そのロープの端を握り締めながら、「うん」とムギが少しだけ笑う。
今私達がロープを持ってるのは、澪の案だ。
突然一陣の風が吹いたとしても、
ロープを持ってる人間は同じ場所に転移されるはずだって澪は言ってた。
昨日、梓が言った、自分の触れてる物は一緒に転移するはず、って説を採用したわけだ。
ロープで握り合ってる程度で本当に大丈夫なのかは分からない。
こんなの単なる気休めでしかない。
皆、そんなの分かってると思う。
だけど、気休めでも、縋れる物には縋っておきたいし、
四六時中手を繋ぎ合ってるわけにもいかないから、これが一番いい案のはずだった。
ちなみに今、澪は唯と梓と一緒にロンドンの街を探索してる。
唯が憂ちゃん達の事が気になって仕方が無いみたいだったから、その力になりたいんだ、って澪は言ってた。
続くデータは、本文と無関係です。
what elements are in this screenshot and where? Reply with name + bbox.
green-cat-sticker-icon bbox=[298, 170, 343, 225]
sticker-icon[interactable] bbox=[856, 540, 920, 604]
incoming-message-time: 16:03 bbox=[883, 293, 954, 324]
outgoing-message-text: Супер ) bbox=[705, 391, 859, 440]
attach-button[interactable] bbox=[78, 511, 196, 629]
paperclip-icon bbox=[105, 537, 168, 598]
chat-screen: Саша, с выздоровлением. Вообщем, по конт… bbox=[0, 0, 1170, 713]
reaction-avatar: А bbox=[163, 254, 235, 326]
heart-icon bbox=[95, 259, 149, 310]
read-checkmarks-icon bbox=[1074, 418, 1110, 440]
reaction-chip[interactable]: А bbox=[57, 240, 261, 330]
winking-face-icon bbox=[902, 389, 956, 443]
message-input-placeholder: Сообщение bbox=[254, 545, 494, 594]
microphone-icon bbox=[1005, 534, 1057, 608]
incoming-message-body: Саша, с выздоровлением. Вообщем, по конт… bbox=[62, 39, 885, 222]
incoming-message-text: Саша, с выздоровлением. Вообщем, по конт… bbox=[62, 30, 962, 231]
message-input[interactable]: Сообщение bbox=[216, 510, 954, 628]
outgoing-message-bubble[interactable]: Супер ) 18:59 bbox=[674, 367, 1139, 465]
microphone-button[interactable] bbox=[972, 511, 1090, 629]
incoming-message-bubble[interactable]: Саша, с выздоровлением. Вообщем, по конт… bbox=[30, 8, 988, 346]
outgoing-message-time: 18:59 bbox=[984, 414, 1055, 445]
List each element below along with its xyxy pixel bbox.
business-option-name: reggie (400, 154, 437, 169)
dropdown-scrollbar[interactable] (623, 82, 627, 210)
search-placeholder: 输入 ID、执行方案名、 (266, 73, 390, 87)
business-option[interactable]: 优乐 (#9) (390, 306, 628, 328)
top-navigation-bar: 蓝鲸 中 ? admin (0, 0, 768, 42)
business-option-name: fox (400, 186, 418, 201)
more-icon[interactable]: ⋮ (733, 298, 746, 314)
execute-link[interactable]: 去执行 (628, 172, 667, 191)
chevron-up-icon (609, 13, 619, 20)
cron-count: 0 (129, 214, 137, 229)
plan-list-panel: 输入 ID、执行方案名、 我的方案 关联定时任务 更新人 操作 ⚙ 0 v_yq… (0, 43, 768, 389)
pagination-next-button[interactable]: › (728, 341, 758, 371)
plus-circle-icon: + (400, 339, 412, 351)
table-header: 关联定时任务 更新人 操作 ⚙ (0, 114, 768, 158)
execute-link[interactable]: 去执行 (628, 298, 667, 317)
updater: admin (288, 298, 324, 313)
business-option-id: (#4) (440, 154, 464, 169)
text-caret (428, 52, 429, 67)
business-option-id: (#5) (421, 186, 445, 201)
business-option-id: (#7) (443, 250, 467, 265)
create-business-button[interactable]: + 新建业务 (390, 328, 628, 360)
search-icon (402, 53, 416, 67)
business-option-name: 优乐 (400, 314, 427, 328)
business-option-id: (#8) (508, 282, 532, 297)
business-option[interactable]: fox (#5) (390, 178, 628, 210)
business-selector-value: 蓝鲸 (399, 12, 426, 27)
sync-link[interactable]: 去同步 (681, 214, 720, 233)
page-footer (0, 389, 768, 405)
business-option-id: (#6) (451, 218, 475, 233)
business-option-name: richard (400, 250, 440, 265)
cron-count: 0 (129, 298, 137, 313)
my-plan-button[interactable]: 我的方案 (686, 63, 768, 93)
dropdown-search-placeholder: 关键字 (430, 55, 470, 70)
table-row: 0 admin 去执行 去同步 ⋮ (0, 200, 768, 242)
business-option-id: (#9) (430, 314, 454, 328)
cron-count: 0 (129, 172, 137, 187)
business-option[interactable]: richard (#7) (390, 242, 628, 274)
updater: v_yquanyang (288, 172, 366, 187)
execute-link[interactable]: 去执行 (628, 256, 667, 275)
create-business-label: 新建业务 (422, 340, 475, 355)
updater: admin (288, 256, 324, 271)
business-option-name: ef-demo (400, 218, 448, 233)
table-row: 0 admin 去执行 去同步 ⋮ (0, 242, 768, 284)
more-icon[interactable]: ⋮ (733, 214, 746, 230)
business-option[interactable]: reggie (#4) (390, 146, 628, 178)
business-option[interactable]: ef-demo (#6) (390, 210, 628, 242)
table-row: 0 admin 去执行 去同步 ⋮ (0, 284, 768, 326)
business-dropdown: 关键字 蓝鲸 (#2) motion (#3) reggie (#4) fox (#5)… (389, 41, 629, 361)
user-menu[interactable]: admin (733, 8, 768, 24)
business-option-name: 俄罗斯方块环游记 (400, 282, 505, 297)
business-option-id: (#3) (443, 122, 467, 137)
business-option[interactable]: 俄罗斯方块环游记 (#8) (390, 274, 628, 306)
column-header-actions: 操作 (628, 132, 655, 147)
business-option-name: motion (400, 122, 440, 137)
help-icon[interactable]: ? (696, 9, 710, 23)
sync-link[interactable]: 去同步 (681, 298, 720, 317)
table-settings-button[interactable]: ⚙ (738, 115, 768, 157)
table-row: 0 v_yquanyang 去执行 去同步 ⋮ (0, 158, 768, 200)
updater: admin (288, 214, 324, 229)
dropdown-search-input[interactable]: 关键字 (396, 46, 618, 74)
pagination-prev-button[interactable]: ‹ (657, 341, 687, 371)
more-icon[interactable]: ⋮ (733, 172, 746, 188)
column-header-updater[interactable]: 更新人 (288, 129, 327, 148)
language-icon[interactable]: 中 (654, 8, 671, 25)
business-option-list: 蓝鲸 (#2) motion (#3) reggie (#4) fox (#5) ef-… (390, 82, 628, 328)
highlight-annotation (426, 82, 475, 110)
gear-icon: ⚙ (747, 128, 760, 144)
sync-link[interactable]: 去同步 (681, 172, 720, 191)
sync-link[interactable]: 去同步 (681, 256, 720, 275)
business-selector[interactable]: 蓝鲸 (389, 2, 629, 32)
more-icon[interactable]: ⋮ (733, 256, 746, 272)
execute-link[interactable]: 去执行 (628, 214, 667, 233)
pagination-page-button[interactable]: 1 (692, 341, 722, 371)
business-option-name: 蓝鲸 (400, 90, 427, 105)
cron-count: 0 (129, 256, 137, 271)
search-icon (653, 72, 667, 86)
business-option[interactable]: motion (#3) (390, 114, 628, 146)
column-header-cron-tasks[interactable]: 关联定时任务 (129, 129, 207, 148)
私も一緒に行きたいって言ったんだけど、それは澪に断られた。
誰かが残っておいてくれた方が安心出来るって、前に私が澪達に言った言葉をそのまま返された。
そう言われて、私は素直に退いた。
澪の言う事は間違ってなかったし、ムギの傍に居たい気持ちもあったからだ。
唯や梓の事が気にならないと言ったら嘘になる。
でも、今は一番涙を見せたムギの傍に居たかった。
にしても、だ。
急に逞しい感じになったよな、澪は……。
和に説得されたからってのもあるんだろうけど、
この前、私と一緒に星座を見た日から、更に頼り甲斐が出て来た気がする。
完全に開き直ってるんだろうって思う。
どうしようもない……、どうにもならない状況……。
だからこそ、まっすぐに立ち向かっていける開き直り……。
凄い奴だな、って思う。
追い込まれてからが強いってのは、澪の凄い所だ。
土壇場に弱い私も、それに嘆かずに、どうにか澪みたいに頑張りたい。
「にしても、さ。
こんな形でまたロンドンに来ちゃうなんてなー。
ロンドンにまた来れた事自体は嬉しいんだけどさ……」
何となく、ムギに軽く話を振ってみる。
深刻な様子じゃなくて、あくまで軽い感じに。
まずはお気楽な思い出話から。
過去を思い出しながら、未来の事を考えていけるように。
ムギが複雑な表情でちょっと笑ってから、私の言葉に応じる。
「そうだね……。
私もまた皆でロンドンに来たかったんだけど、いくら何でも早過ぎだよね……。
それに……、次のロンドン旅行こそ、
私のキーボードも一緒に連れて行こうって思ってたのにな……」
「お、それは私に対する嫌味かい、琴吹紬くん。
私だって持って行けるもんなら、マイドラムを持って行きたかったっての。
でも、ギターやキーボードと違って、ドラムはかさばるからなー……」
「ご……、ごめんね、りっちゃん……!
私、そんなつもりじゃなくて……」
「いいよ、分かってるって。
ドラムってのはそういうもんだし、ドラマーになるのを選んだのも私なんだ。
楽器は運びにくくてかさばって演奏も一番疲れるのに、てんで目立たない……。
それがドラマーの辛い所よ……。